I took this table from a site explaining the decision rules for accepting or rejecting the null hypothesis when doing an interim analysis. But I didn’t quite understand what the conditions are for deciding the effectiveness of the treatment.
Let’s assume the Obrien/Fleming method where we decide to do an intermediate analysis and a final analysis. In the table this corresponds to R=2, interim analysis alpha: 0.0054 and final analysis alpha: 0.0492. If for example my p.value at the interim analysis is lower than the threshold. This means that there is a difference in efficacy, could I decide to stop for efficacy at this stage? Or should I go through with the study? Conversely, if the p.value is above the threshold, should I stop for ineffectiveness, if the results do not look promising? Conversely, if the results seem promising and the study goes to the end and at the final analysis the p.value is below the threshold, could we conclude that it is effective, even if at the intermediate level there was no proof of effectiveness?
And as for Pocock’s method, if I understand correctly, when one decides to do a single interim analysis, would the pvalues of the interim analysis and the final analysis have to be significant to speak of effectiveness?
The arbitrariness in the choice of the \alpha-spending function and the fact that you must be more conservative (1) at the intermediate times because you intend to do later tests and (2) at the end because you did earlier tests even if they are inconsequential are all reasons to prefer a drammatically different, Bayesian, approach that looks at evidence in terms of what happened instead of why might have happened.
But more to your question there are tons of papers and books written on the subject, and they tend to treat interim looks not as hard and fast rules but as statistical guidelines for the data monitoring committee members. Just keep in mind that the probabilities you mentioned are probabilities about data, not probabilities about the unknown treatment effect. The former are highly context-dependent. More about the stark contrast between \alpha and decision errors may be found here.
you’d have to design the study for ‘futility’. Practical problems arise when planning an interim analysis, see the section on interim analysis in the EMA reflection paper on adaptive designs: https://www.ema.europa.eu/en/documents/scientific-guideline/reflection-paper-methodological-issues-confirmatory-clinical-trials-planned-adaptive-design_en.pdf: “decision making about stopping a trial early should also consider the fact that acceptance of study results is not only based on a statistically significant primary result. Primary efficacy data should be complimented by a careful assessment of consistency of trial results beyond the primary variable(s), including results in important subgroups, and the adequacy of the safety database. A discussion is needed as to whether all the requisite information can be provided if the study is stopped at an interim analysis.”

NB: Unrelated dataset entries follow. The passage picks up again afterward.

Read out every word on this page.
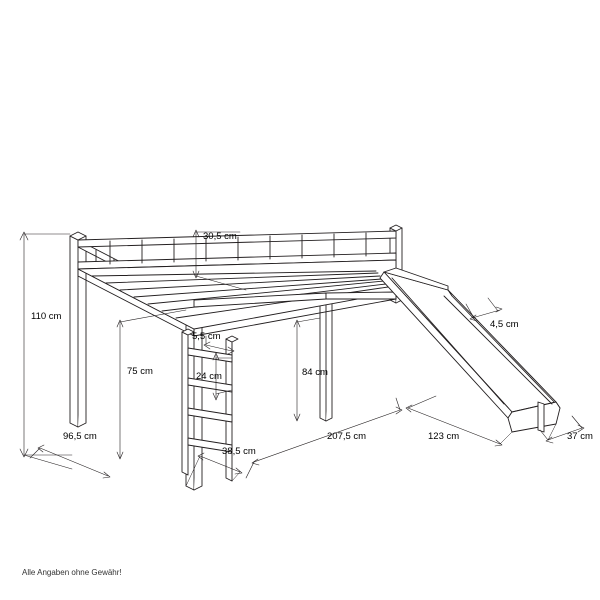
110 cm
30,5 cm
75 cm
5,5 cm
24 cm	84 cm
4,5 cm
96,5 cm
38,5 cm
207,5 cm	123 cm	37 cm
Alle Angaben ohne Gewähr!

Well stated, although the “in important subgroups” may be “futile” just because in most cases the sample size was not really large enough for the intended overall assessment, so it’s way too small to trust subgroup estimates.
I thank you for responses that help me a lot to comprehend these issue
Just bouncing off your post to link my all-time favourite paper: Bayesian Approaches to Randomized Trials, which includes a lot on data monitoring and how to construct reasonable enthusiastic and sceptical priors to assist the DMC.
That paper changed my career, as I mentioned in My Journey From Frequentist to Bayesian Statistics | Statistical Thinking. Spiegelhalter et al really nailed Bayes as a problem solver.